Studied music in college, he tells me later. Now this (with a smile).

When they found the Endurance in 10,000 ft of water
videoed the stern still bright in red and gold, did they think
about the men who did not die there, but who now are long dead
or about what those seamen thought making their escape
across the living ice mindlessly crushing their ship, did that crew
have the peace of mind to consider the irony
of a shipwreck with no fatalities, the lifeboat journey
across a frigid ocean, the self-rescues, the endurance?

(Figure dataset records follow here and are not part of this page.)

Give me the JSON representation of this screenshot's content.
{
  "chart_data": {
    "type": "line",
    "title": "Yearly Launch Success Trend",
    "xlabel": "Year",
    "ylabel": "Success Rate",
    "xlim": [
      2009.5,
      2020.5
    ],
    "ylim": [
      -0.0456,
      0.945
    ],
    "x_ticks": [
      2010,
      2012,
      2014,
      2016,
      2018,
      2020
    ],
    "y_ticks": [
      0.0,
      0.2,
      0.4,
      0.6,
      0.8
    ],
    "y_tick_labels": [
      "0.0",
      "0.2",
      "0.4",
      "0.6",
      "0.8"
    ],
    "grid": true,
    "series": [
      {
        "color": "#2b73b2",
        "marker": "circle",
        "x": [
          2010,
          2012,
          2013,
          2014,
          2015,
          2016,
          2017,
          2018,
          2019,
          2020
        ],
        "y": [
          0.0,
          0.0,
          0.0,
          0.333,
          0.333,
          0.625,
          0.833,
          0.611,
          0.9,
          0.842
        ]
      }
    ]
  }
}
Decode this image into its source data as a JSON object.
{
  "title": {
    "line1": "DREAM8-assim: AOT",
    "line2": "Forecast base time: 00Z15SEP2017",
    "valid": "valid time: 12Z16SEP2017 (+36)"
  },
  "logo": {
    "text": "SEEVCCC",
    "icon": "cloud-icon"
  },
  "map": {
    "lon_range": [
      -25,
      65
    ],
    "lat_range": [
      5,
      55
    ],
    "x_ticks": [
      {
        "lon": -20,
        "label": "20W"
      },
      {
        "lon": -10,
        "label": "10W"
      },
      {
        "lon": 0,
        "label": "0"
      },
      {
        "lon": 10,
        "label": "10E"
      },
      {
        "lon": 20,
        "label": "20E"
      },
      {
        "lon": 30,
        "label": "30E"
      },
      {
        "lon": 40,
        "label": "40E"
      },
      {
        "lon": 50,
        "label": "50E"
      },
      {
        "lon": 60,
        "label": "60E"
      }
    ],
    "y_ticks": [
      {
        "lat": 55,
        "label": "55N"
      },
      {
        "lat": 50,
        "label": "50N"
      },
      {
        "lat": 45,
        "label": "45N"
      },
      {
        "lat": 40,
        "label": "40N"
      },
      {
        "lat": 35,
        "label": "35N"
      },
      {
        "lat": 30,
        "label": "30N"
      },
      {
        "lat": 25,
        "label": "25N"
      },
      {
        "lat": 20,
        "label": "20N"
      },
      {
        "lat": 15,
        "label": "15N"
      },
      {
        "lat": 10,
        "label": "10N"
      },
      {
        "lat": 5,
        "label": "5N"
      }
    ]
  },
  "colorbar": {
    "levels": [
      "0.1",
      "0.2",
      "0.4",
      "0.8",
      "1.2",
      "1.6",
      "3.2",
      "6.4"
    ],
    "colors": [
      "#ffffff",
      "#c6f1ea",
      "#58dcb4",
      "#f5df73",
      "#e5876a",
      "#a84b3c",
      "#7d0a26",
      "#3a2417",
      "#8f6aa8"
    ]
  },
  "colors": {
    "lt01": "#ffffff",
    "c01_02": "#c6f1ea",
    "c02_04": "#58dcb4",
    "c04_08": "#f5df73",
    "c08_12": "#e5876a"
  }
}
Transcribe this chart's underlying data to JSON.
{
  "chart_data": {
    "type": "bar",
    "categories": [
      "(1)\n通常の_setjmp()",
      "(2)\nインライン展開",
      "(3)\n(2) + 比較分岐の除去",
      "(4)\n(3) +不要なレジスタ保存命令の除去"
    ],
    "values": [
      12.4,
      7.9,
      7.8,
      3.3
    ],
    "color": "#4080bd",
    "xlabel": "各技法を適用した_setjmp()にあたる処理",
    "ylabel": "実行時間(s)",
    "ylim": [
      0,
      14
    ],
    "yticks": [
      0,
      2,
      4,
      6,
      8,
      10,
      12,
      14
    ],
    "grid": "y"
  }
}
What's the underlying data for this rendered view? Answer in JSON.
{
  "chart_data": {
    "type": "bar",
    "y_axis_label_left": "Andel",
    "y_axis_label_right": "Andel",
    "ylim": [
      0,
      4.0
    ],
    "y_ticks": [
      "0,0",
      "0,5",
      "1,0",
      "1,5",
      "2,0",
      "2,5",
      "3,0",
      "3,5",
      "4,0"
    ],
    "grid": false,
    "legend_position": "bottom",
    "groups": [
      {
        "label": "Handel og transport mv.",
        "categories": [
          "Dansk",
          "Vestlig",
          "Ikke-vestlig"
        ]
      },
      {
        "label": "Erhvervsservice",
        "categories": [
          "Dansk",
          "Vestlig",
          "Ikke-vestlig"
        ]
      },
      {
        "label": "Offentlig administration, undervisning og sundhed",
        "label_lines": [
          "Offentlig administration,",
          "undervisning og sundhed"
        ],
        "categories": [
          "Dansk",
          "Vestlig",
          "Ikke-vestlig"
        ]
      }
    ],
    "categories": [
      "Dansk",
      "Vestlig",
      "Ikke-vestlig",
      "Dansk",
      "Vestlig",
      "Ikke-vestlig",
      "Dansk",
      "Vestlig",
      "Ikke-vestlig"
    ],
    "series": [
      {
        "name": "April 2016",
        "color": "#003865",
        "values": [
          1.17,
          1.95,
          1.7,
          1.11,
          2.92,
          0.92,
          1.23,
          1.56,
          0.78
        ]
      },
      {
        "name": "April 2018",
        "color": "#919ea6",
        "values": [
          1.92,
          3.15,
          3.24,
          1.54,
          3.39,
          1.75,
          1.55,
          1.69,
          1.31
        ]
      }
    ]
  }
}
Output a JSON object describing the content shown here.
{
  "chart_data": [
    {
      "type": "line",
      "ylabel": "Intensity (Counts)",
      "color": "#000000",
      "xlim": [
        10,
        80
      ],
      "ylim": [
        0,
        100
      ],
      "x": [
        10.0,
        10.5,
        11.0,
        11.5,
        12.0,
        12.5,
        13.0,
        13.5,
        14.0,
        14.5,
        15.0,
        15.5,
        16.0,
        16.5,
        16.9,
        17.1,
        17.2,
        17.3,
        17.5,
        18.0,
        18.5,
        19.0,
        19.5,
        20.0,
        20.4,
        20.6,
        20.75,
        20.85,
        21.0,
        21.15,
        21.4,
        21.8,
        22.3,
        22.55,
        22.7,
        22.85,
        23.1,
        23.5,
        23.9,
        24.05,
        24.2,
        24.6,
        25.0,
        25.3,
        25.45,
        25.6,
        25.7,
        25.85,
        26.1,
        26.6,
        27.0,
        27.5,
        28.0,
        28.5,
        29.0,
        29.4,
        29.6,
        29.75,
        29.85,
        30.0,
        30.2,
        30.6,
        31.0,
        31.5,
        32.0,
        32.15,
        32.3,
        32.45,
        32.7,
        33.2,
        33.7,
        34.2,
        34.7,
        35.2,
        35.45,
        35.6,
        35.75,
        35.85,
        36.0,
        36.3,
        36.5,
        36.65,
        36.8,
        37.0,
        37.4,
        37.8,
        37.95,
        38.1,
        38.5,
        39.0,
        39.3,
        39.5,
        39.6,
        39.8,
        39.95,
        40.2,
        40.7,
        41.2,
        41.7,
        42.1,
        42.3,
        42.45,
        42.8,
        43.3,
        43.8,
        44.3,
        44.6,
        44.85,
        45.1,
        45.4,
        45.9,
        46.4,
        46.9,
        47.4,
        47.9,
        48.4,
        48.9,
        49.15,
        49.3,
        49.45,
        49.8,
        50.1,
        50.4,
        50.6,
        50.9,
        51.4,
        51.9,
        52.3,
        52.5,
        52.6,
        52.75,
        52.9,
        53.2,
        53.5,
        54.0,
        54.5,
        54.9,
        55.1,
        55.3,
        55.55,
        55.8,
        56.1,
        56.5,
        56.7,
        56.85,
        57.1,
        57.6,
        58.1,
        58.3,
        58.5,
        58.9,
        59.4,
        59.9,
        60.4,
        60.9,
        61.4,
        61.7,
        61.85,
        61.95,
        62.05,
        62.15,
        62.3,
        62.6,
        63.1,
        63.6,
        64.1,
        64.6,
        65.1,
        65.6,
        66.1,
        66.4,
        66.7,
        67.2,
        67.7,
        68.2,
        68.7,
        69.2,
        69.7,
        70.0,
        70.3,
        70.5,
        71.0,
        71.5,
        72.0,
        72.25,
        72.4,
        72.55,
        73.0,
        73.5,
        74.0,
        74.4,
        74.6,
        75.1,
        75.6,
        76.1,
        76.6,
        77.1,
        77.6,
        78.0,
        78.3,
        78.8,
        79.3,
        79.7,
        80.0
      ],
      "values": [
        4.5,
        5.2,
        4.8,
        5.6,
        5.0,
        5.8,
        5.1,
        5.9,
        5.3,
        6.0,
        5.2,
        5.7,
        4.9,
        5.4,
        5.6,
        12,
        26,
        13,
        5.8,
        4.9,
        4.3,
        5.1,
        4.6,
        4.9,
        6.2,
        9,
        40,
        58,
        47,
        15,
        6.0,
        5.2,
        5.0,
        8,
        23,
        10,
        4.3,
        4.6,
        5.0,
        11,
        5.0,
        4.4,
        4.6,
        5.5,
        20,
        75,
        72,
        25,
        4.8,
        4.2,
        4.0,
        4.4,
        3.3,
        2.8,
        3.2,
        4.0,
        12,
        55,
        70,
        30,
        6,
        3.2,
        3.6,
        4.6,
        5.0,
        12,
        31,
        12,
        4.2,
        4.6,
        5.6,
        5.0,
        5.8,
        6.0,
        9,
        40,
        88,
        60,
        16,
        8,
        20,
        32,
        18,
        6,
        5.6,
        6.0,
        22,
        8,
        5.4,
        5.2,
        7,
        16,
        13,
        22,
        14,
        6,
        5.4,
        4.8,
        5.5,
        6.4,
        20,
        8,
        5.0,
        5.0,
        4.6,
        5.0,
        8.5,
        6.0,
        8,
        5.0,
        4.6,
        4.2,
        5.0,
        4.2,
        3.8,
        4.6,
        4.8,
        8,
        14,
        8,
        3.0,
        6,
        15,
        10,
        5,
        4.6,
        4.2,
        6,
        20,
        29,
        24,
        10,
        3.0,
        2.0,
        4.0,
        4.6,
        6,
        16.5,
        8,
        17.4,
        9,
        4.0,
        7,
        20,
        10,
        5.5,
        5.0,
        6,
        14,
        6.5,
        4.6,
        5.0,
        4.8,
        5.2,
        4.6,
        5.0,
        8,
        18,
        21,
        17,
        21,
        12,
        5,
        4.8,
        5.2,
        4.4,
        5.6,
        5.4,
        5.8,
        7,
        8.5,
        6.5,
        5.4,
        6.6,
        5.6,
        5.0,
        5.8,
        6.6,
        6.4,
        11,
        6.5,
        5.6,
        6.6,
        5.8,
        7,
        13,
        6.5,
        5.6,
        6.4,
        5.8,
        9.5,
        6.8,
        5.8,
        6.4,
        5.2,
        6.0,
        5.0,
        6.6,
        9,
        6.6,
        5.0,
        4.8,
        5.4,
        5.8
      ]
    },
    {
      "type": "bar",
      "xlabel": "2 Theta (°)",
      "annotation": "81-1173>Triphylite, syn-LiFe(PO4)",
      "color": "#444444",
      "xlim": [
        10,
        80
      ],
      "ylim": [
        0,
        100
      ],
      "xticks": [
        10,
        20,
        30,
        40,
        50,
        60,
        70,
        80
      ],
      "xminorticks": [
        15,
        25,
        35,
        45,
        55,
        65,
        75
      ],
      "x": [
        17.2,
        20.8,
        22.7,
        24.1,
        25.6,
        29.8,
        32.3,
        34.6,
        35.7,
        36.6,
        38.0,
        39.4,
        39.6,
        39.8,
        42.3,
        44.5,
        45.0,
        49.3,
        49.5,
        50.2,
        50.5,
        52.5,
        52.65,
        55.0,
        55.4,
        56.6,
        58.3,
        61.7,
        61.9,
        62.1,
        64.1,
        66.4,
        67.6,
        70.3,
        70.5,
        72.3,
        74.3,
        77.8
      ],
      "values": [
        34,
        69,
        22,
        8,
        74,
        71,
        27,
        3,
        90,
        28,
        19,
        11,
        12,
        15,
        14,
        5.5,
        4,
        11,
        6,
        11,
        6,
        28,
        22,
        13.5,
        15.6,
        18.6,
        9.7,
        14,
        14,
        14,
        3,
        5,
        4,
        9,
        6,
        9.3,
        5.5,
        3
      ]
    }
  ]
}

The digging continues—the rescue of a room less carefully
constructed than Shackleton's barquentine, the room
that did not endure, the room that is a small matter
in the universe although important to me, that may not
last 106 more years even if not sunk again, even if built
right this time like the shipbuilders of Marshfield
built the Smyrna, whose captain logged its voyage to Odessa,
the first American ship to anchor there in 1830,
the crew of 27 with a 5th cousin (6x removed) who
departed this life in 1887, said to be most proud
of the Mayflower ancestors that bind us into cousinhood,
could not have anticipated Putin's carnage in 2022.

All day, the wheelbarrows roll over wooden panels
laid across the spring mud yard from street to dig—
the thin young man with long black beard
now whistling the theme to Star Wars.


Martha Deed's poetry has appeared in The New Verse News and most recently in Moss Trill, Mason Street Blog, Autumn Sky Poetry Daily, Grand Little Things, The Skinny Poetry Journal.  Her poetry collections Under the Rock (2019) and Climate Change (2014) were both published by FootHills Publishing. She is a retired psychologist who makes trouble with poetry inspired by crises and other mishaps around her house on the Erie Canal in Western New York.